# Mossberg 930 Tactical



## TURTLE (May 22, 2008)

*Anyone have comments or input /exsperience with this shotgun? I just picked one up and have not had a chance to shoot it yet.*


----------



## rob883 (Oct 3, 2007)

the only thing i can say is BADASS !!!!!


----------



## BassMaster (Oct 5, 2007)

If it is anything like the Mossberg 9200 autoloader I owned years ago, it will be flawless and one of your favorite guns.


----------



## kaferhaus (Oct 8, 2009)

Well if it shoots as good as it looks, you've got a winner.

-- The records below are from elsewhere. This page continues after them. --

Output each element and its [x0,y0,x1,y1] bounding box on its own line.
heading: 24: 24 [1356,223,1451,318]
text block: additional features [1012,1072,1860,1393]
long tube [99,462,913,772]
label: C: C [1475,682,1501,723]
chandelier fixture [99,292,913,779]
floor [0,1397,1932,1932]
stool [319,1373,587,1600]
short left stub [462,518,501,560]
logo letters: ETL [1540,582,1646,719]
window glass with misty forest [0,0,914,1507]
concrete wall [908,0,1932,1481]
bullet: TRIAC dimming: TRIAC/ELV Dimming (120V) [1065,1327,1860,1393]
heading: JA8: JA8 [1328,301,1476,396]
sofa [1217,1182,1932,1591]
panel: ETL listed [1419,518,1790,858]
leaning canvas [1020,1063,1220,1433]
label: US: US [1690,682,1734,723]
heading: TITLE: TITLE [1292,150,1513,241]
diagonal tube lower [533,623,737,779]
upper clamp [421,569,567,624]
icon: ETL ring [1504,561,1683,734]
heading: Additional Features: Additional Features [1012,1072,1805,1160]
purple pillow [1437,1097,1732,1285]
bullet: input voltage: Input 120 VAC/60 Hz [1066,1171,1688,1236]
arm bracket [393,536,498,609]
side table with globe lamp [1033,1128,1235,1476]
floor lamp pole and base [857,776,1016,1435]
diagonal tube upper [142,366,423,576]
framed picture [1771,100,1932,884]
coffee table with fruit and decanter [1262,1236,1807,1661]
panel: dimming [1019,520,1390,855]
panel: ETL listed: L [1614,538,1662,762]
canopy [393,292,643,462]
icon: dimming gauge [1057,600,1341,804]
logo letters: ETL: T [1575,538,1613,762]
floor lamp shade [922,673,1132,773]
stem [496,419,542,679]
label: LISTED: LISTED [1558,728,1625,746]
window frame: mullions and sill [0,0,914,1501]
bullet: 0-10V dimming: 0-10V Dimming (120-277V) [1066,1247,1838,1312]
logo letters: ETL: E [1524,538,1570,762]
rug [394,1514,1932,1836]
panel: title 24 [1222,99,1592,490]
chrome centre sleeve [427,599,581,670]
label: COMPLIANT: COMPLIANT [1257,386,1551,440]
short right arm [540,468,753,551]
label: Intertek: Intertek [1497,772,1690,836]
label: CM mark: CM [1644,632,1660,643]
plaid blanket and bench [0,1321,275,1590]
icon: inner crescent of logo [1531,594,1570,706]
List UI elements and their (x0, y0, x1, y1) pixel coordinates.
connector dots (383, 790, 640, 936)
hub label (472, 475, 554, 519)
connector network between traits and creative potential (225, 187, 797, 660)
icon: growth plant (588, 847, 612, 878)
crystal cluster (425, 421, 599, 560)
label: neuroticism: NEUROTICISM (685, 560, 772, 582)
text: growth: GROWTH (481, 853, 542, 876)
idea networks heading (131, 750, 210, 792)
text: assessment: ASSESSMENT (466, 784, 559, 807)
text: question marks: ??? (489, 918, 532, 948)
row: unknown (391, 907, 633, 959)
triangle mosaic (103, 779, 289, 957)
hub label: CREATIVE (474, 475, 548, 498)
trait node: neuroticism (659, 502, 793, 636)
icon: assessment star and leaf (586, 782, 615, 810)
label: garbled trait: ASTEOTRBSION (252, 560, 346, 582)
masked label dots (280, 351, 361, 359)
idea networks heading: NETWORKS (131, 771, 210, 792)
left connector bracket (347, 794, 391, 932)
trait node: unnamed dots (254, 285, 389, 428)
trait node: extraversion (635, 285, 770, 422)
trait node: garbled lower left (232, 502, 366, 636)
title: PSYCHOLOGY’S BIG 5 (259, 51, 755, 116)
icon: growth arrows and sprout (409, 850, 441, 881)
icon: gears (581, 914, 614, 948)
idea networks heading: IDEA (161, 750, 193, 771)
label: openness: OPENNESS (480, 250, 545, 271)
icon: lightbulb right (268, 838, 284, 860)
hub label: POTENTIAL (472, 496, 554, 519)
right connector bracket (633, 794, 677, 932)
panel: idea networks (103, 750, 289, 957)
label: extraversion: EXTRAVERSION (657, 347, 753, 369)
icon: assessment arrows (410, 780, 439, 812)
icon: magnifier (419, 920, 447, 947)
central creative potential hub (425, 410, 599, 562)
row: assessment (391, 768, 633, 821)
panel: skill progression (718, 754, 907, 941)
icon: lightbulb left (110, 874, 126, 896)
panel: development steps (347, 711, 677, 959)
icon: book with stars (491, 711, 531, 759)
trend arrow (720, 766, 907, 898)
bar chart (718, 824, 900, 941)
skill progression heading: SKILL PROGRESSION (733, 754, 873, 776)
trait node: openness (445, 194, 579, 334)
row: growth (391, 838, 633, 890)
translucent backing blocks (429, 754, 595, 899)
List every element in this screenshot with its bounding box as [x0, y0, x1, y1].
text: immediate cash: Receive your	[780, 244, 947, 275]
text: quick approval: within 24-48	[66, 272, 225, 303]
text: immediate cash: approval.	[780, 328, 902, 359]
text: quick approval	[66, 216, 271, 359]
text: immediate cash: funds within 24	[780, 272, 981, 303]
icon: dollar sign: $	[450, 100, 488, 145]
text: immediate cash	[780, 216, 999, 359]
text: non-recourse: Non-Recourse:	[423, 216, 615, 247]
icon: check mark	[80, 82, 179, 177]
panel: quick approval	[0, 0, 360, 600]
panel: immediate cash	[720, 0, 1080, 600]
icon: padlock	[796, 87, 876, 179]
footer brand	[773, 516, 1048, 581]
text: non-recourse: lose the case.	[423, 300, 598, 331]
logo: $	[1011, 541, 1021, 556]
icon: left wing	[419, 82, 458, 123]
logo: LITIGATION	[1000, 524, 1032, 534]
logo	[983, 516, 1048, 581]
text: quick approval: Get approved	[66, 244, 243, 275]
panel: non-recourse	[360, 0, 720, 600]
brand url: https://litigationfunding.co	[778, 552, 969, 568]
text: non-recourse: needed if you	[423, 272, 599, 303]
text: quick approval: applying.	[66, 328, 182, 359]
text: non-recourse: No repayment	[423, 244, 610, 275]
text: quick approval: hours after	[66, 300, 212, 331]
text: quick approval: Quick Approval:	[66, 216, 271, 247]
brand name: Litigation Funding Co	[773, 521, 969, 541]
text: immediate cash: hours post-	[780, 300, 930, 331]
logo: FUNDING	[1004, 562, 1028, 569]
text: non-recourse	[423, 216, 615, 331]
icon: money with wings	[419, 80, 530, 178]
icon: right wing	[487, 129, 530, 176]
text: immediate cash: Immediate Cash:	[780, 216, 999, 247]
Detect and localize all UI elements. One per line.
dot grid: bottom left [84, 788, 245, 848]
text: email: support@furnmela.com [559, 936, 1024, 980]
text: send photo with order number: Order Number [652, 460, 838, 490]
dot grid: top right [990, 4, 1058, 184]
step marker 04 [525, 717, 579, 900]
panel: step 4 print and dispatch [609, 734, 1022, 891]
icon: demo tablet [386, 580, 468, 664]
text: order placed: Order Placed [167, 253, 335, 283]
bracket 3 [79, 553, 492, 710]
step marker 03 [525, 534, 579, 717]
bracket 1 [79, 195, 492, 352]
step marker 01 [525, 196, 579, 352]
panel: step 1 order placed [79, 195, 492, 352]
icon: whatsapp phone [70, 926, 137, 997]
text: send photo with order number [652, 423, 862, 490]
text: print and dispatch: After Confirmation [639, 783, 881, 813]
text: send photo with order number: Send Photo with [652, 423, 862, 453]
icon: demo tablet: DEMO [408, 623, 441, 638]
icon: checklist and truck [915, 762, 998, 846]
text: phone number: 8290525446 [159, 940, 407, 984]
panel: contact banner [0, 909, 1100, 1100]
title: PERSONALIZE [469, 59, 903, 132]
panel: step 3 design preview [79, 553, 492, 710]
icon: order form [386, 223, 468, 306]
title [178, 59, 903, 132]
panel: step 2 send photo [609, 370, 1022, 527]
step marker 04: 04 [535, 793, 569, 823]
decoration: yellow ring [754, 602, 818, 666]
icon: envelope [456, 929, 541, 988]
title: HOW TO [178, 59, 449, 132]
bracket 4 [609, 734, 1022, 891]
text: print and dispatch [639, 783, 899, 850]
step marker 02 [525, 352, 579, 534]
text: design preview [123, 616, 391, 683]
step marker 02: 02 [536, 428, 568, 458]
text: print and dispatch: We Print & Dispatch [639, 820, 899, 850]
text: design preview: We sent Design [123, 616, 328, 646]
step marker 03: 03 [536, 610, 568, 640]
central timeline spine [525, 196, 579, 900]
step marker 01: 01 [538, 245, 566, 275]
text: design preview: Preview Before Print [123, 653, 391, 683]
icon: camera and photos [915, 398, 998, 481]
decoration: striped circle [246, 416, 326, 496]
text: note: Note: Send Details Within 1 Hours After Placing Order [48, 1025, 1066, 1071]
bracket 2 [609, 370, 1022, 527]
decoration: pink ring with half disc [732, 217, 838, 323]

I too had a 9200 and it was a excellent shotgun.


----------



## FlFrayedKnot (Feb 15, 2009)

I bought a 930 combo, 18" riot and 26 (?) inch field barrels, when I ran across one at the gun show shortly after they came out. The gun shoots extremely well, and while it now primarily lives in the riot mode, it busted clays pretty good.


----------



## TURTLE (May 22, 2008)

*Thanks for the input. I ordered the mag extender yesterday, can't wait.*


----------



## rob883 (Oct 3, 2007)

that is a rock da house special !!!!


----------



## welldoya (Oct 5, 2007)

Man, that barrel looks short. How long is it ? It looks to be about 16".


----------



## bleachcola (Apr 10, 2011)

Mossberg has never done me wrong. I've shot practically everything they make. Have one next to my bed and one in the truck. Switch out the barrel and I can put food on the table with it.


----------



## bleachcola (Apr 10, 2011)

For the record, the tip on the first pic is used for blowing hinges off doors. A good movie example can be seen in Heat where Wes Studi uses it prior to him and Al Pacino busting through a door.


----------



## hogdogs (Apr 19, 2010)

Yes the breacher was designed to pop hinges and locks. But this one should be considered "decorative" not serviceable. 

Also, from what I have gleaned, the rounds used for door breaching does not use standard projectiles such as lead... they are considered a frangible projectile.

Brent


----------